You're redesigning a data pipeline to support both real-time (Kinesis) and batch (S3 + Spark) processing. The problem: real-time consumers consume the stream but also need historical data. S3 acts as the source of truth (24-hour backfill), but during outages, real-time and batch data diverge (real-time Kinesis stops, S3 stale). Your team asks: "Should we use Kinesis for both real-time and batch?" What's your architecture recommendation?

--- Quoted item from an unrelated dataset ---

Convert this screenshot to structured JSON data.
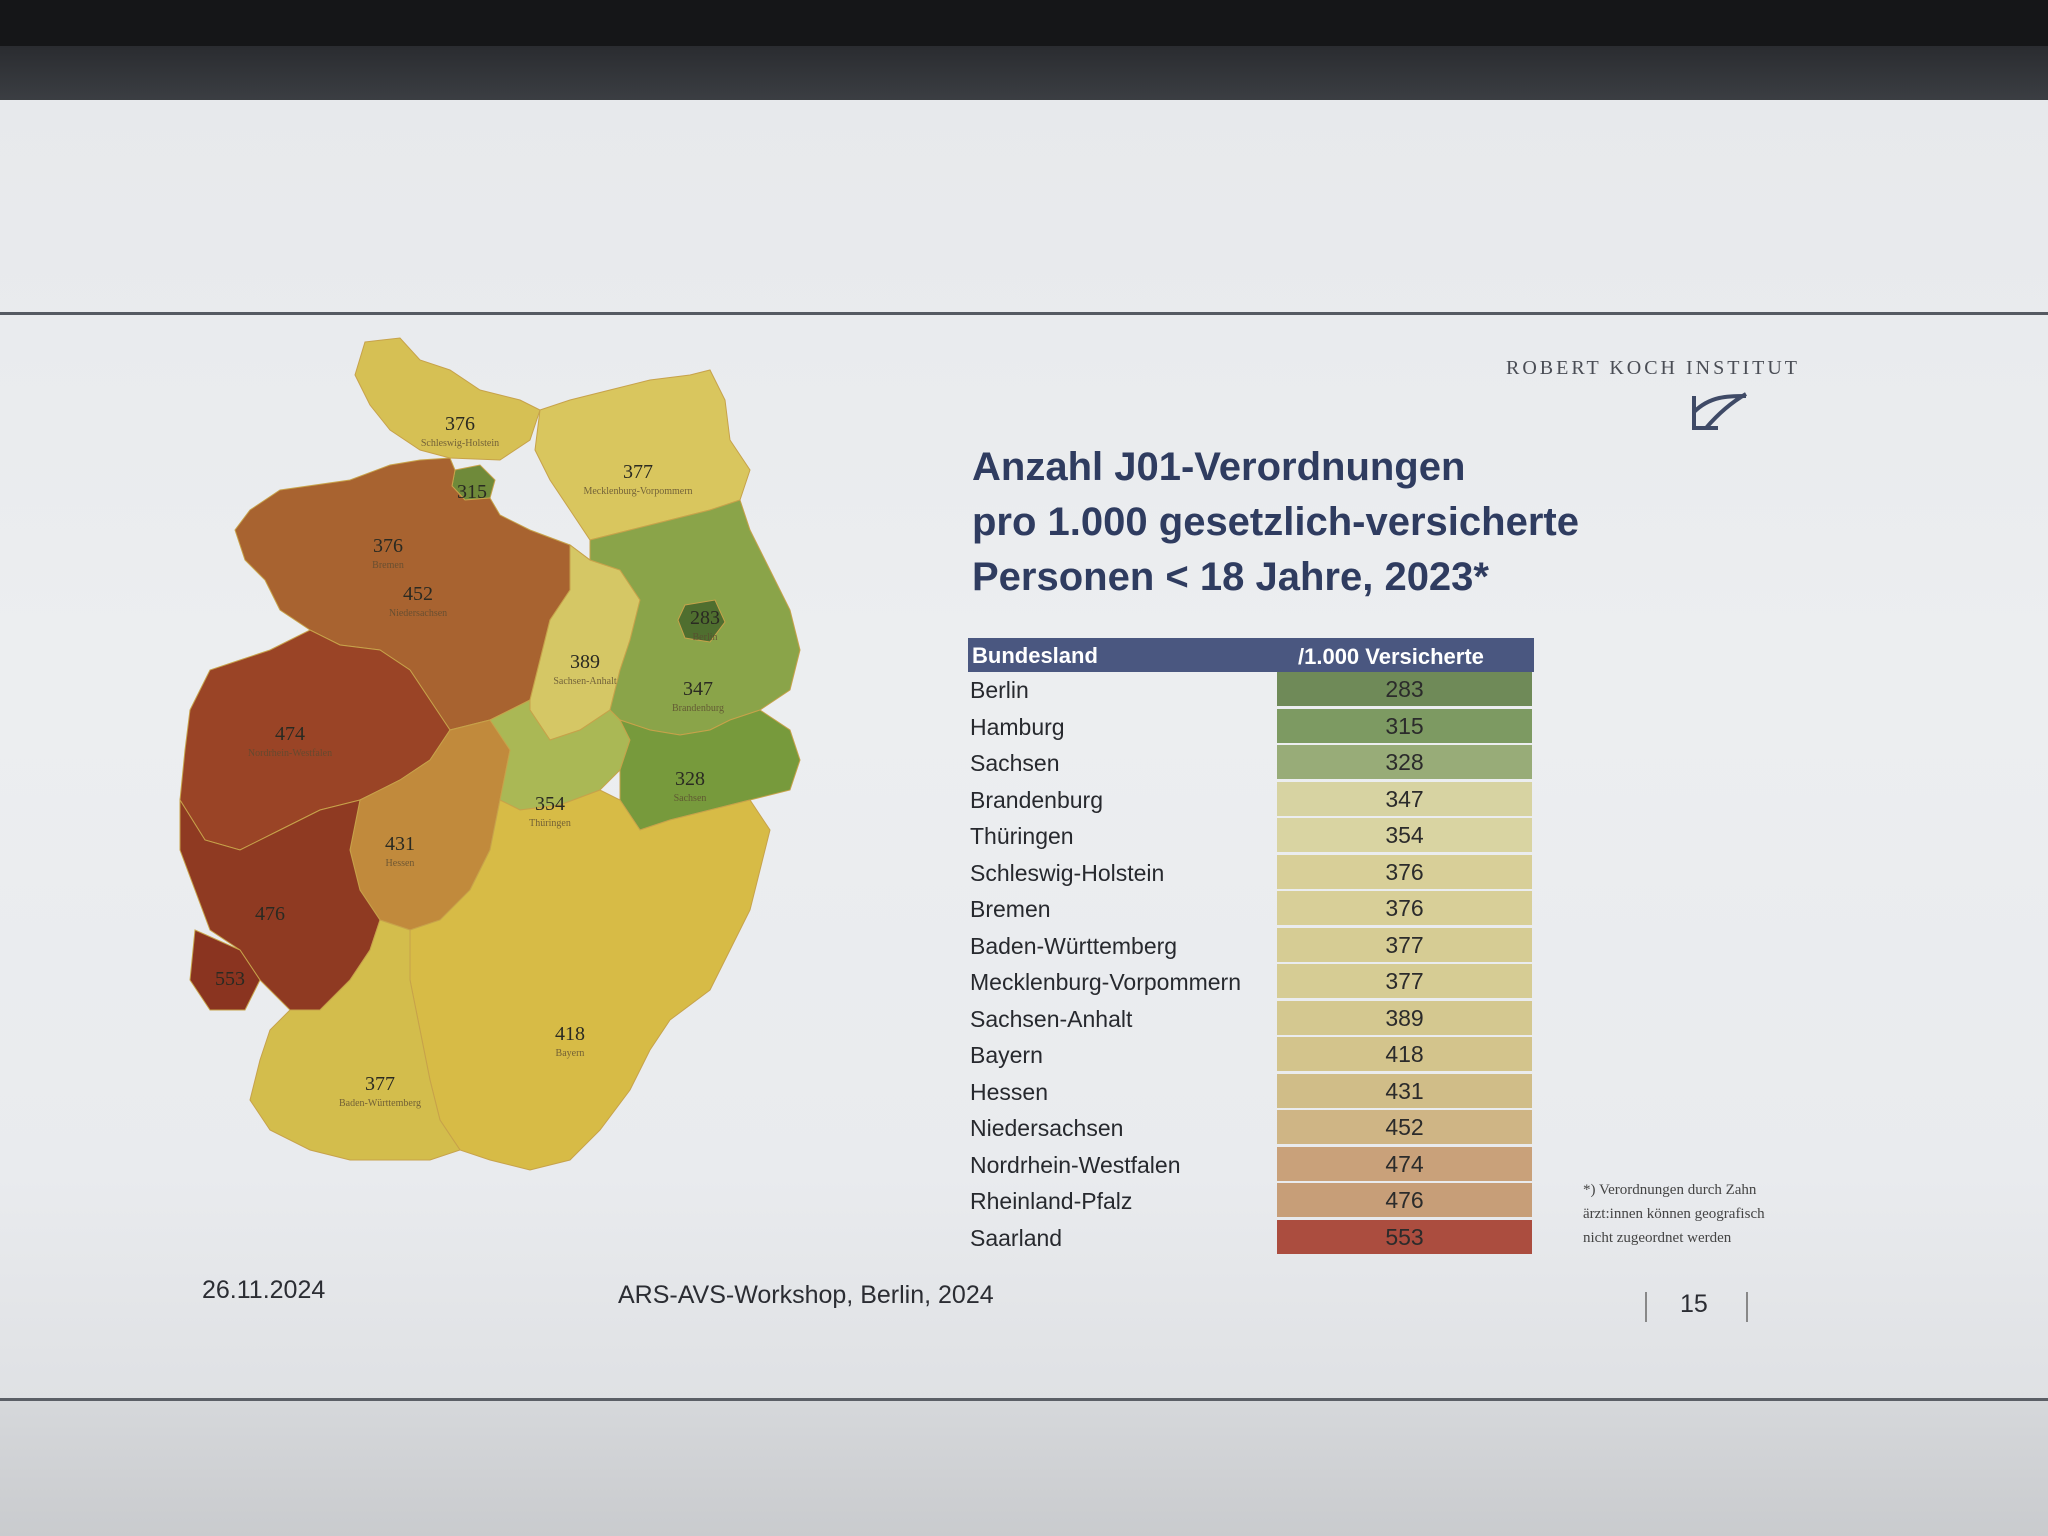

Use a "cold + hot" architecture: Kinesis for hot (real-time), S3+Parquet for cold (batch). Decoupling is essential because they have inverse cost/latency tradeoffs. (1) Hot layer (Kinesis): real-time consumers read Kinesis with 1-2 sec latency. Enhanced Fan-Out, 12-hour retention, 5 shards = $0.8K/month + $0.5K compute. SLA: 99.9% availability, P99 <100ms. (2) Cold layer (Kinesis Firehose → S3): same events written to Firehose, buffered to S3 with Parquet format every 60 seconds or 128MB. Cost: $30/month Firehose + $20 S3 storage. (3) Reconciliation job (Lambda + Step Functions, 1x/day): read last 24 hours of S3 Parquet files, cross-check row counts vs Kinesis GetRecords(24 hours ago). If divergence >1%, alert; trigger manual audit. (4) On Kinesis outage: real-time consumers queue to DLQ (Lambda Dead Letter Queue), batch consumers read from S3 snapshot from 1 hour ago. Result: eventual consistency, no data loss, ~$1K/month cost. Tradeoff: 5-60 minute lag between real-time and batch during failures (acceptable for most use cases). If you need zero lag, add Kafka Connect to replicate Kinesis → S3 in real-time, but complexity explodes.

Follow-up: A batch job reads S3 Parquet but Kinesis is 3 hours ahead. You need to join them. How do you handle timestamp skew?